Why Is the Ethereum Foundation Under Pressure?
Ethereum co-founder Vitalik Buterin pushed back against calls for the Ethereum Foundation to take a more active role in defending ETH’s price, marketing the network, and competing more directly with faster blockchains.
The comments come during a difficult period for Ethereum. ETH is trading near $2,094, more than 50% below its all-time high of almost $5,000 reached in August 2025. The decline has increased pressure on the Foundation from investors and some ecosystem voices who want clearer support for token value, stronger messaging, and a more aggressive growth strategy.
The criticism has also intensified after several large ETH holders sold their full holdings and after high-profile departures from the Ethereum Foundation. Together, those developments have fed a wider debate over whether the Foundation is doing enough to protect Ethereum’s market relevance as rival chains compete on speed, fees, and user growth.
Buterin rejected the idea that the Foundation should act as the central manager of Ethereum’s direction or market performance. He said the organization will continue to focus on censorship resistance, open source software, long-range research, cybersecurity, and decentralization.
What Did Buterin Say About the Foundation’s Role?
Buterin said the Ethereum Foundation is not meant to operate as the central authority of the Ethereum ecosystem.

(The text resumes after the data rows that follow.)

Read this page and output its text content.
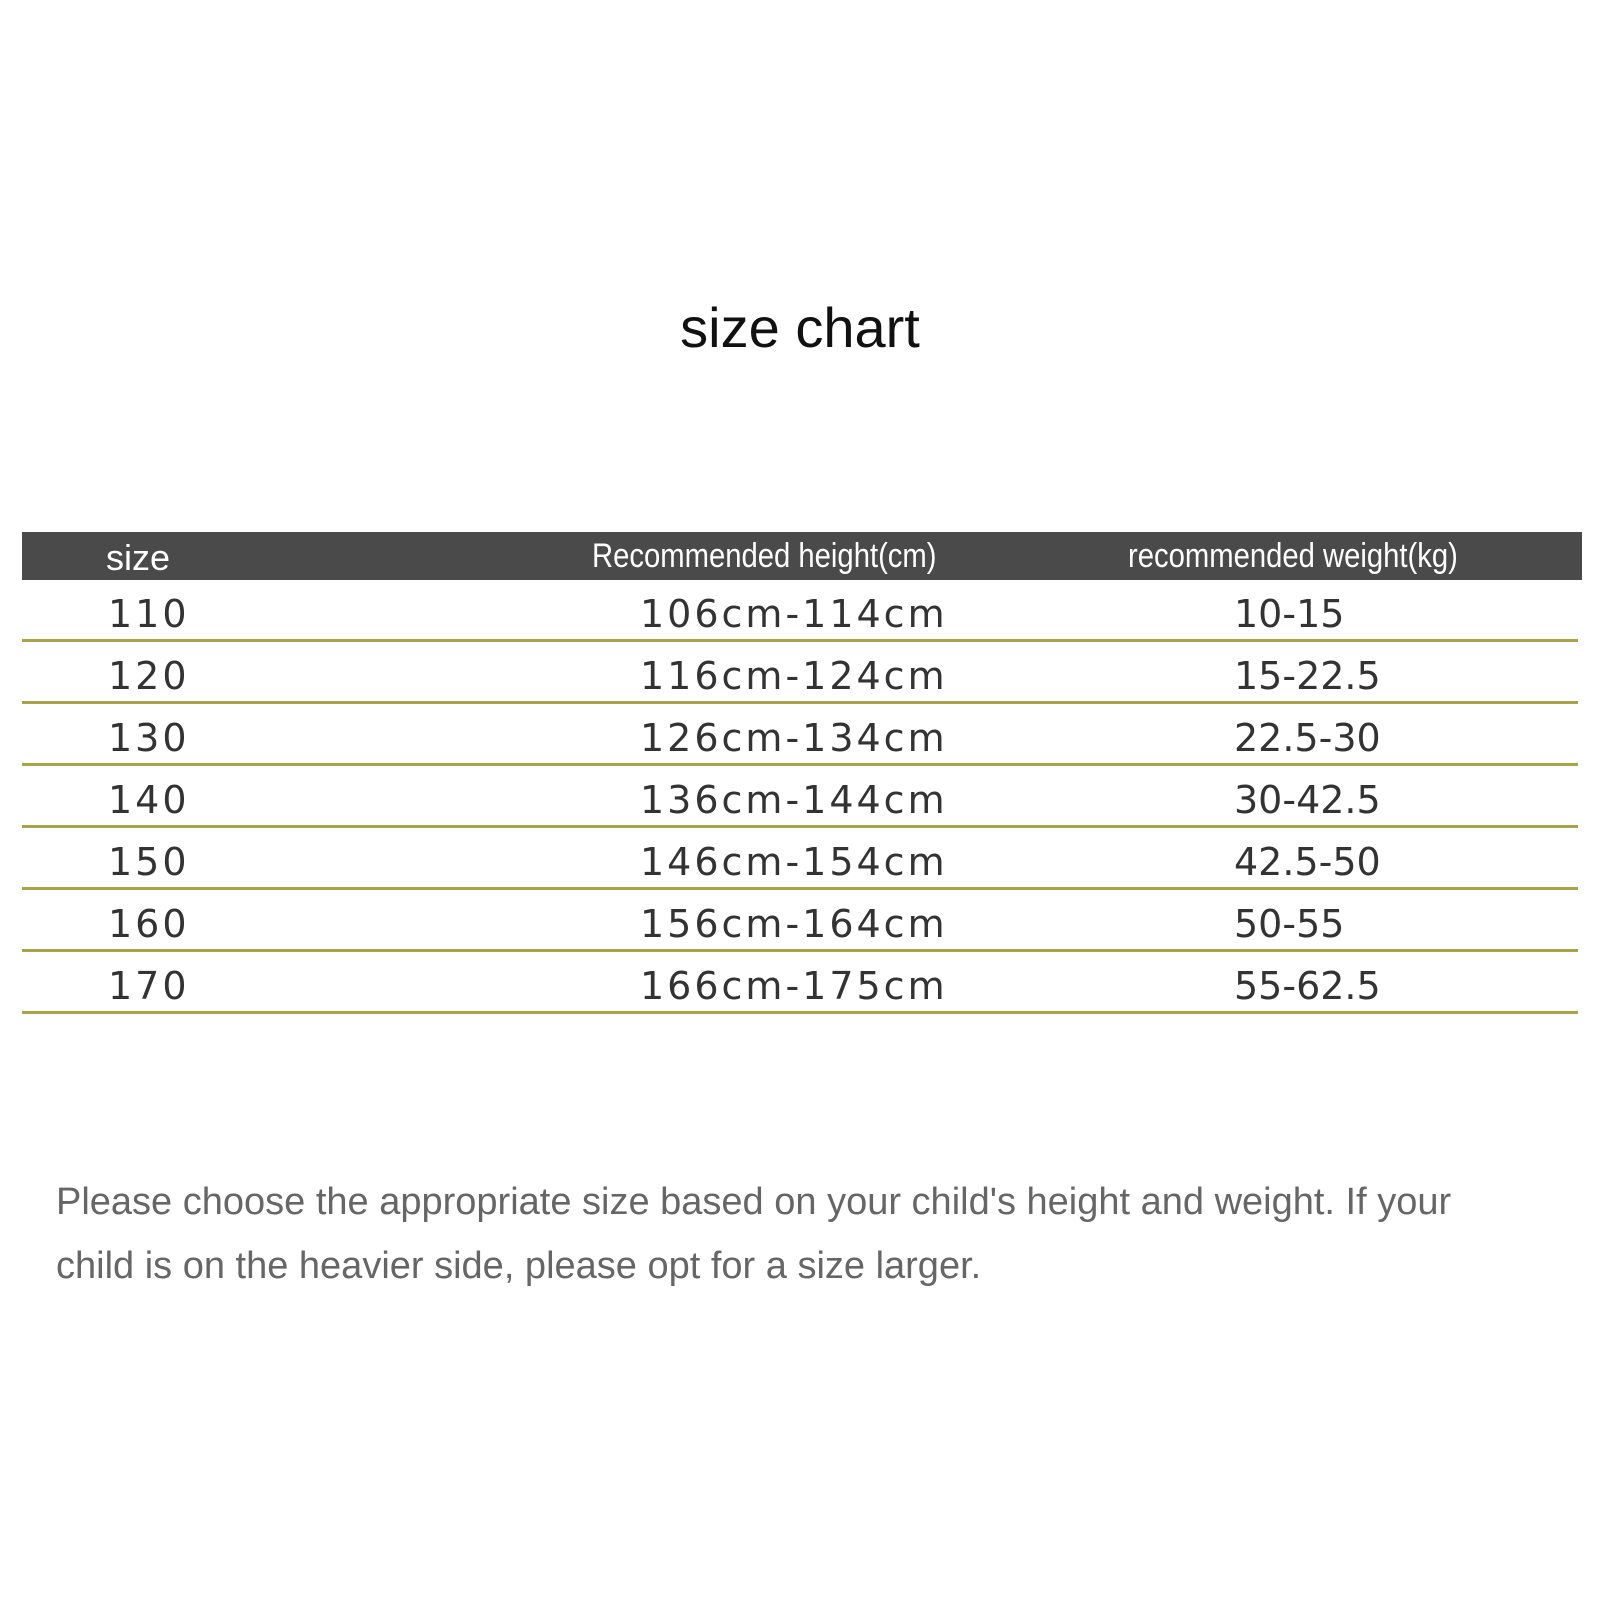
size chart
size	Recommended height(cm)	recommended weight(kg)
110	106cm-114cm	10-15
120	116cm-124cm	15-22.5
130	126cm-134cm	22.5-30
140	136cm-144cm	30-42.5
150	146cm-154cm	42.5-50
160	156cm-164cm	50-55
170	166cm-175cm	55-62.5
Please choose the appropriate size based on your child's height and weight. If your child is on the heavier side, please opt for a size larger.
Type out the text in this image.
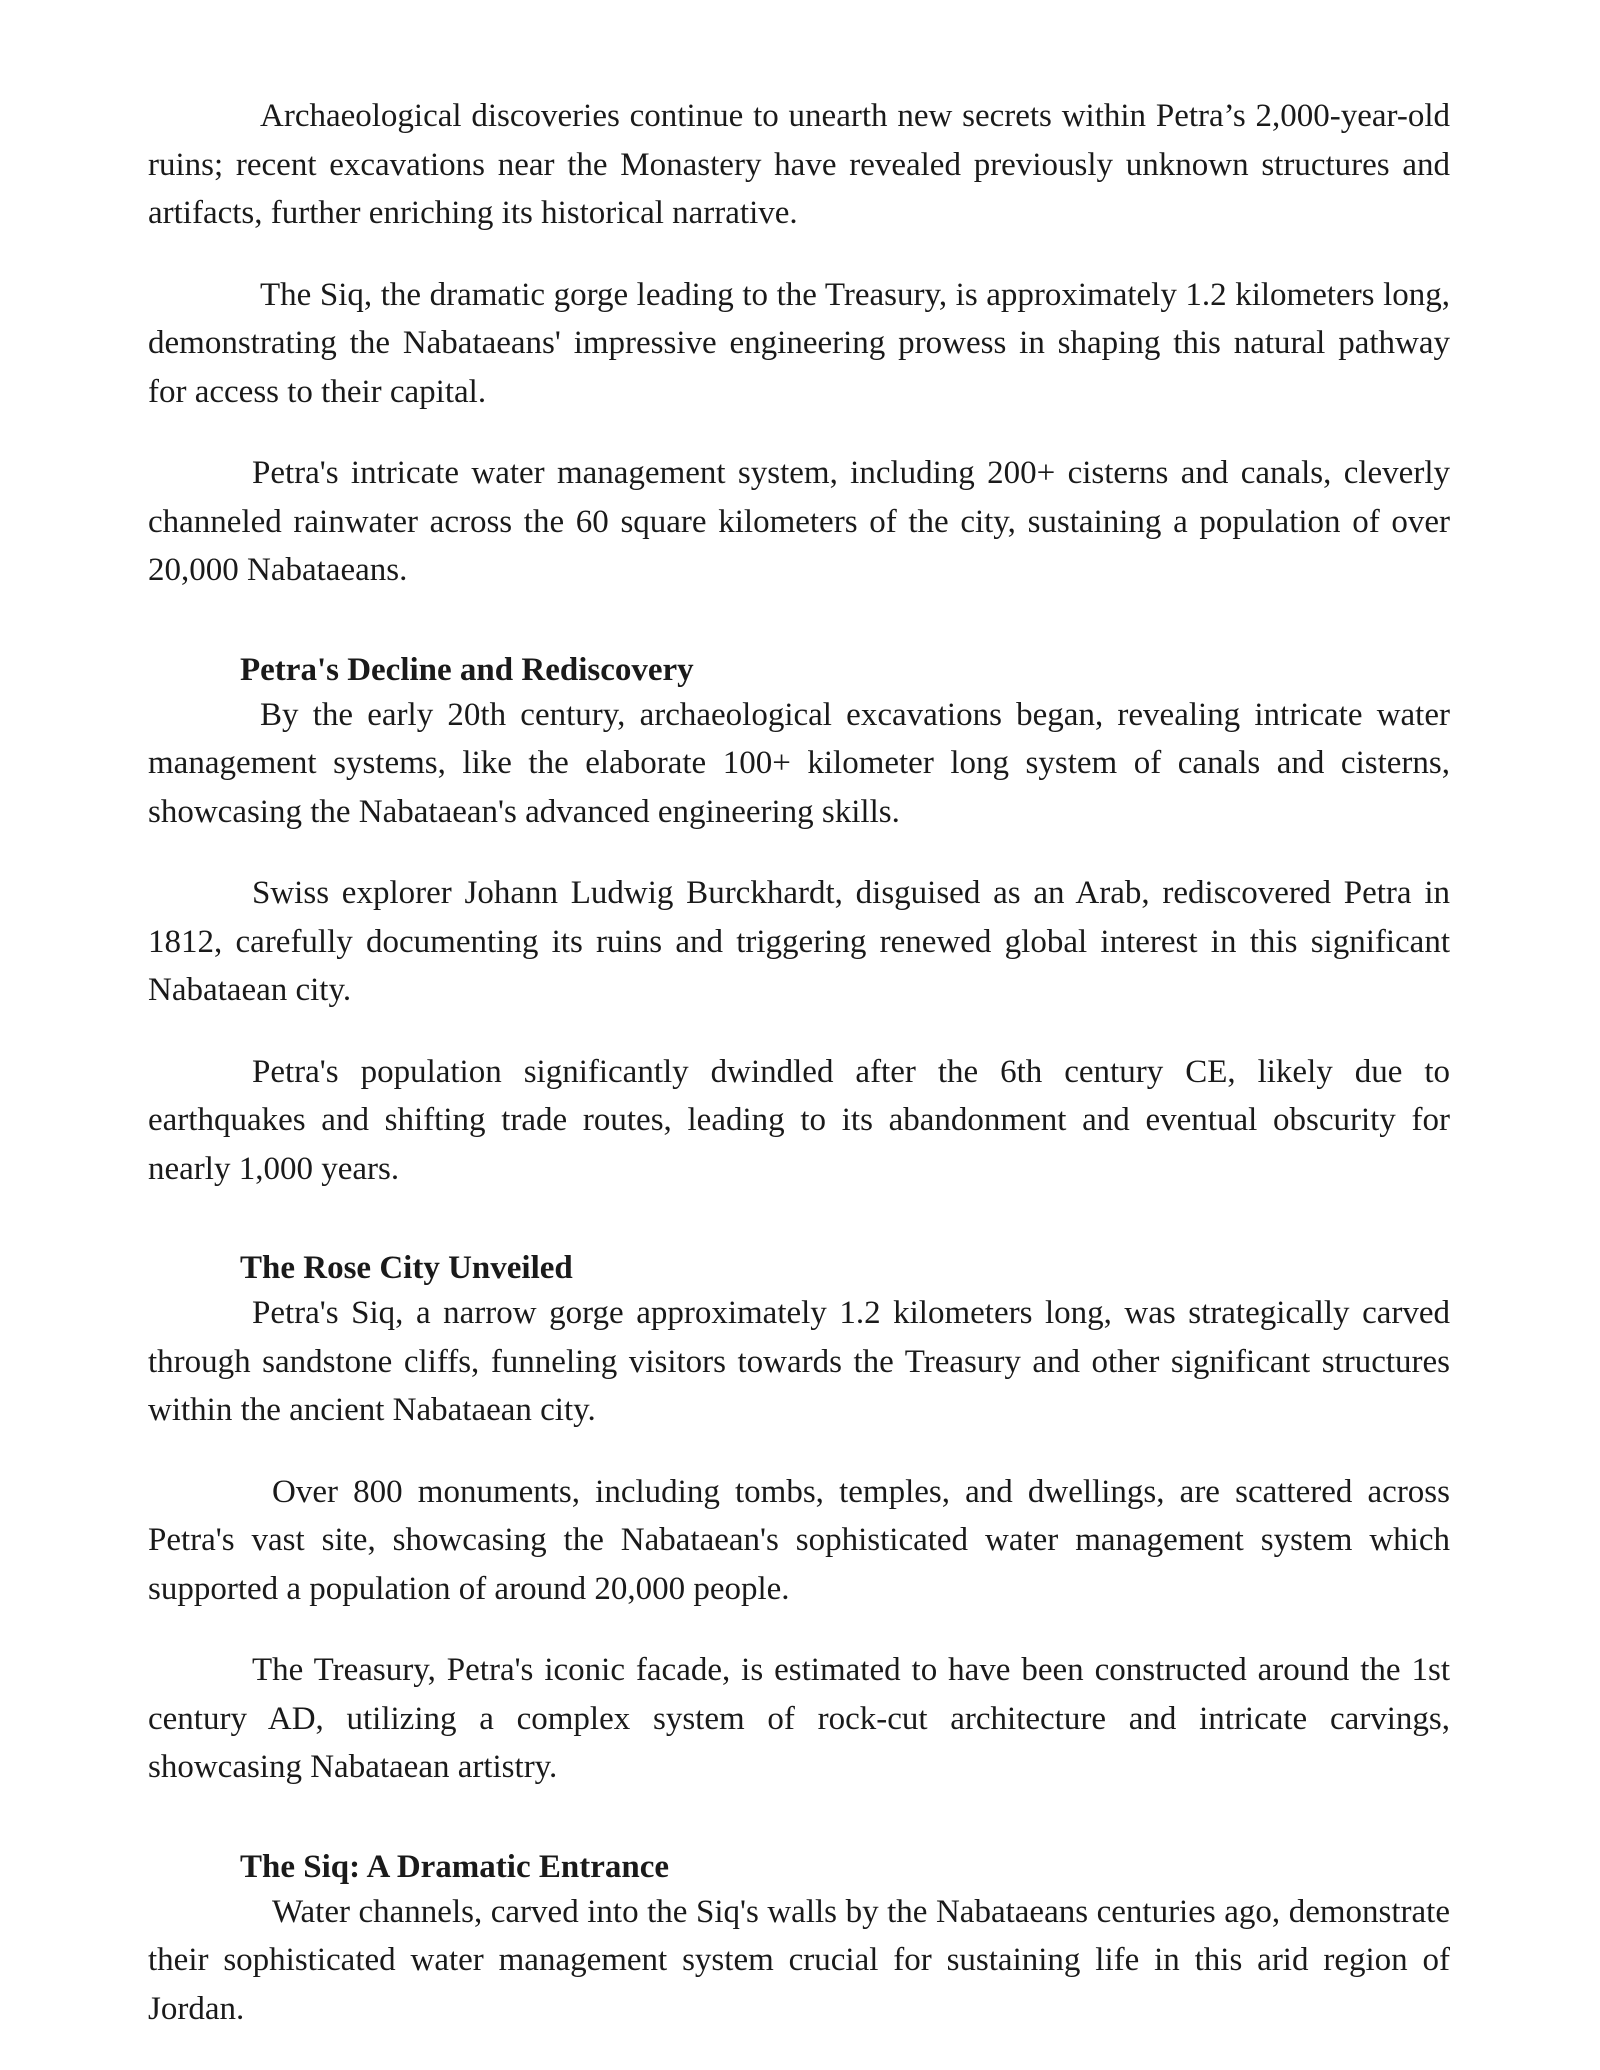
Archaeological discoveries continue to unearth new secrets within Petra’s 2,000-year-old ruins; recent excavations near the Monastery have revealed previously unknown structures and artifacts, further enriching its historical narrative.

The Siq, the dramatic gorge leading to the Treasury, is approximately 1.2 kilometers long, demonstrating the Nabataeans' impressive engineering prowess in shaping this natural pathway for access to their capital.

Petra's intricate water management system, including 200+ cisterns and canals, cleverly channeled rainwater across the 60 square kilometers of the city, sustaining a population of over 20,000 Nabataeans.

Petra's Decline and Rediscovery

By the early 20th century, archaeological excavations began, revealing intricate water management systems, like the elaborate 100+ kilometer long system of canals and cisterns, showcasing the Nabataean's advanced engineering skills.

Swiss explorer Johann Ludwig Burckhardt, disguised as an Arab, rediscovered Petra in 1812, carefully documenting its ruins and triggering renewed global interest in this significant Nabataean city.

Petra's population significantly dwindled after the 6th century CE, likely due to earthquakes and shifting trade routes, leading to its abandonment and eventual obscurity for nearly 1,000 years.

The Rose City Unveiled

Petra's Siq, a narrow gorge approximately 1.2 kilometers long, was strategically carved through sandstone cliffs, funneling visitors towards the Treasury and other significant structures within the ancient Nabataean city.

Over 800 monuments, including tombs, temples, and dwellings, are scattered across Petra's vast site, showcasing the Nabataean's sophisticated water management system which supported a population of around 20,000 people.

The Treasury, Petra's iconic facade, is estimated to have been constructed around the 1st century AD, utilizing a complex system of rock-cut architecture and intricate carvings, showcasing Nabataean artistry.

The Siq: A Dramatic Entrance

Water channels, carved into the Siq's walls by the Nabataeans centuries ago, demonstrate their sophisticated water management system crucial for sustaining life in this arid region of Jordan.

Instead, he described it as one participant with a specific purpose among many others.
“EF is not a ‘center of Ethereum’, rather EF is ‘one node, with a defined purpose, alongside other nodes’. We have always said that the EF should be the latter, but many in the Ethereum ecosystem, and even within the EF, wanted us to be the former,” Buterin said.
“Now, we are taking action to ensure that we will be the latter,” he added.
The distinction matters because Ethereum’s governance model depends on multiple independent actors rather than one foundation directing protocol, market, and application strategy. Buterin’s comments suggest the Foundation is trying to narrow its role, not broaden it, even as market pressure rises.
The Foundation’s mandate, published in March 2026, frames its work around protocol durability, decentralization, research, and security. Buterin said the organization will work to strengthen Ethereum’s code base and cybersecurity, but he did not frame its mission as competing with high-throughput chains or pushing Ethereum toward 1 million transactions per second as a primary target.
Investor Takeaway
Buterin’s message is clear: the Ethereum Foundation is not preparing to act like a corporate sponsor of ETH price performance. That may frustrate token holders, but it also preserves Ethereum’s long-running governance model built around decentralization and protocol resilience.
How Did Tokenomics Become the Core Dispute?
The debate over the Foundation’s role has become closely tied to Ethereum’s tokenomics. Critics argue that Ethereum has made major technical choices without giving enough weight to how those decisions affect ETH value, base layer revenue, and investor confidence.
Cryptocurrency journalist Laura Shin said, “I think Ethereum’s original sin was not considering tokenomics with every move it made from Dencun on.”
The Dencun upgrade, released in March 2024, sharply reduced fees for layer-2 transactions. That helped users and scaling networks by lowering transaction costs, but it also contributed to a steep decline in Ethereum base layer revenue. For ETH investors, the trade-off has become more controversial as the token has struggled far below its prior high.
Shin also said most investors “don’t want to believe in something that is not also putting up points on the scoreboard.”
That criticism points to the main tension around Ethereum today. The network continues to prioritize scaling, decentralization, and long-term architecture, but parts of the investor base want more direct attention to value capture. Lower fees may support broader network usage, yet weaker base layer revenue can make ETH’s investment case harder to defend during a bear phase or prolonged consolidation.
What Does the Treasury Strategy Show?
Buterin said the Foundation will focus on “longevity” and stretch its funds to finance research, adding that this means it would sell less ETH in the future.
The statement matters because Foundation ETH sales are closely watched by the market. Any sign of reduced selling could ease concerns that the organization is adding pressure to ETH during periods of weak demand. Buterin also noted that the Foundation holds only about 0.16% of total ETH, compared with other foundations that may hold 10% to 50% of their native tokens.
In May, the Foundation unstaked 21,270 ETH from the Lido liquid staking platform as part of its treasury strategy. Unstaking means those holdings will no longer generate yield for the Foundation, but it does not confirm that the tokens will be sold.
For investors, the larger issue is not only whether the Foundation sells ETH. It is whether Ethereum can connect its technical roadmap with a clearer economic case for the token. Buterin’s comments suggest the Foundation will not move toward market management, promotional activity, or price support. Instead, it will continue to fund research and protect the protocol’s long-term security.
That leaves Ethereum with a familiar trade-off. Its strongest supporters value neutrality, resilience, and decentralization. Its frustrated investors want stronger performance, clearer revenue mechanics, and a sharper answer to rival chains. The Foundation is choosing the first path, even as the market keeps testing the second.